Gensler’s education practice has been operating for a number of years but Nesdale says in the last five, their education clients have grown in volume, type and variety.

“The way universities are spending money has changed a lot. They have a view much more of the student as a client.”

Redefining the norm

According to Nesdale, the current trends in education architecture are moving away from the traditional front-facing classrooms to more activity driven spaces; inspiring learning in every area of a school; creating spaces that prepare students for the changing work environment; and integrating technology that enhances collaborative learning.

Another element of traditional campuses that doesn’t seem to coincide with the modern student experience is the behemoth academic library. Gensler recently carried out an investigation into the student usage patterns of seven academic libraries in the US and UK and the results were surprising.

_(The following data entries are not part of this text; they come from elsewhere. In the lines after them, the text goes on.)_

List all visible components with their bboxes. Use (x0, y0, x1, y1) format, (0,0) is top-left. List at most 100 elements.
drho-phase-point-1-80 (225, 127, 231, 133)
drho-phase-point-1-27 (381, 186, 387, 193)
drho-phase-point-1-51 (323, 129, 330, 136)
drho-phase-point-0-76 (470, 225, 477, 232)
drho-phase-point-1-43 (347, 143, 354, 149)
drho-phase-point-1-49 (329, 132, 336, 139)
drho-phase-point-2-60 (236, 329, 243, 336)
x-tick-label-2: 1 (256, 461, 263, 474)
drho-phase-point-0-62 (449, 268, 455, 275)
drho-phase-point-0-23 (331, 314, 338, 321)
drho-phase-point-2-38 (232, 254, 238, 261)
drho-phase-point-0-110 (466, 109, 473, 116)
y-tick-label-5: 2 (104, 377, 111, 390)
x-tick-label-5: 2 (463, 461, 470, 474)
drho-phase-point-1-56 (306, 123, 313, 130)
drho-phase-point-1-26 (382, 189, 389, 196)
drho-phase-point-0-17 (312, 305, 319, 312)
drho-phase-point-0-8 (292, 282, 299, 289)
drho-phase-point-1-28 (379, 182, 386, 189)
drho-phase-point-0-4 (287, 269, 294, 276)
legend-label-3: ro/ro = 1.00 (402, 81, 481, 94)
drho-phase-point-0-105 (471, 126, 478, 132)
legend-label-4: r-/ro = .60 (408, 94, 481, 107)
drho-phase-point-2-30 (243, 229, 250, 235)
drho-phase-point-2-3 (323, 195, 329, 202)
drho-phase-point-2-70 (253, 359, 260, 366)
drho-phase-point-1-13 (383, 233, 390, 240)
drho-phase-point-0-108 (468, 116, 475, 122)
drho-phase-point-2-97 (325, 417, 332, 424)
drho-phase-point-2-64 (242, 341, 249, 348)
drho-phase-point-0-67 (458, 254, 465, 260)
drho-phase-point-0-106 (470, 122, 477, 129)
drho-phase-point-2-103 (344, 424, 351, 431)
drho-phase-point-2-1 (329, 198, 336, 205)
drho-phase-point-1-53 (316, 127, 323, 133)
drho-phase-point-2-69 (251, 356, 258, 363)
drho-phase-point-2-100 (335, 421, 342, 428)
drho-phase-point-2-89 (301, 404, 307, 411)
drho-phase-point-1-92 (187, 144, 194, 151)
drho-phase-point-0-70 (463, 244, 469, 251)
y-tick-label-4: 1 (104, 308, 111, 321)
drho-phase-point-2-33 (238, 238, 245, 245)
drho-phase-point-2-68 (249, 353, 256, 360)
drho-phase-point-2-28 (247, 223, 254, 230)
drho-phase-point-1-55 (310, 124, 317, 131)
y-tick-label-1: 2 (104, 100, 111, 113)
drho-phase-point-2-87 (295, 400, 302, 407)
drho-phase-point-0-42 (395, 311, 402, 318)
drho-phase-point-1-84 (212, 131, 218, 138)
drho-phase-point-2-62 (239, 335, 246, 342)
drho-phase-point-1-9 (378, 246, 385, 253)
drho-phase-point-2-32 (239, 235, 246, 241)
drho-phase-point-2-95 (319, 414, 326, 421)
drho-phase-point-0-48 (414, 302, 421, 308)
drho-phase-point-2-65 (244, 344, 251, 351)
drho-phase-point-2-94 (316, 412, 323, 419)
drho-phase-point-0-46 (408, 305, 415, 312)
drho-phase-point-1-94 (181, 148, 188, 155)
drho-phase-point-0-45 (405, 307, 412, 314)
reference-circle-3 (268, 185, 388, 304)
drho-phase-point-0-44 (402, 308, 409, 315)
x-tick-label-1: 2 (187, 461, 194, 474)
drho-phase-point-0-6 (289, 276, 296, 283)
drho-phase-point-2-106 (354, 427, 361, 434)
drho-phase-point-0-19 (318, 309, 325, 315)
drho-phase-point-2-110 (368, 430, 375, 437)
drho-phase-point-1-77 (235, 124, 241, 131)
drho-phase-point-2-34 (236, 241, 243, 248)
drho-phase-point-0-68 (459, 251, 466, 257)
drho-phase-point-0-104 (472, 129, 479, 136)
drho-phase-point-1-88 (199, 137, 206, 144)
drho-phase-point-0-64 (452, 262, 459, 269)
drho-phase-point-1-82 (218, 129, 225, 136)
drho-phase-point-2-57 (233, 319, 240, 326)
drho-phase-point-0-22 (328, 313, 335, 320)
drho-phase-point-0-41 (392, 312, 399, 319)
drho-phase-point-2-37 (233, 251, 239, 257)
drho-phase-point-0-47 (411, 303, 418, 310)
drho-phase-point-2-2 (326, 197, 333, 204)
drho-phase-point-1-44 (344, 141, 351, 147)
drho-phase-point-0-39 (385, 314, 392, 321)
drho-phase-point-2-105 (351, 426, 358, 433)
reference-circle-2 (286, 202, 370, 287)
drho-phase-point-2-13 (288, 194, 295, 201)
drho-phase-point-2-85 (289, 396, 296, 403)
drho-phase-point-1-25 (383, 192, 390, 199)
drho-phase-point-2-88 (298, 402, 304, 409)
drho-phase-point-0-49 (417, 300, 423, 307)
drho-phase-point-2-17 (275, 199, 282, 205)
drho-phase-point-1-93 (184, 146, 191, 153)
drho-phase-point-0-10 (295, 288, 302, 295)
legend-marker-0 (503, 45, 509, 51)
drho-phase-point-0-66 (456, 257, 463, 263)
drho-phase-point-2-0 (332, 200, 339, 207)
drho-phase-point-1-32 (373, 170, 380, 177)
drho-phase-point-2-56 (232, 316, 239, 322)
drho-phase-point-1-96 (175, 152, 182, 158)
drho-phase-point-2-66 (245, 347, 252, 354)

Another element of traditional campuses that doesn’t seem to coincide with the modern student experience is the behemoth academic library

“While digital and social media and ubiquitous access to the internet call into question the need to dedicate space to rows and rows of stacks… students prefer to study alone and seek quiet spaces to study most effectively,” Nesdale relates. The library is by far the favoured place for this activity, the research found.

Additionally Gensler discovered that, while studying, 64% of students used pen and paper over computers, tablets or books. The results reveal that despite the push for innovative technology, some basic elements of learning remain fundamental for students. The role of the library has become more than a place to find books. “It is the physical and symbolic presence as a place where scholarship is supported and respected,” states the Gensler report.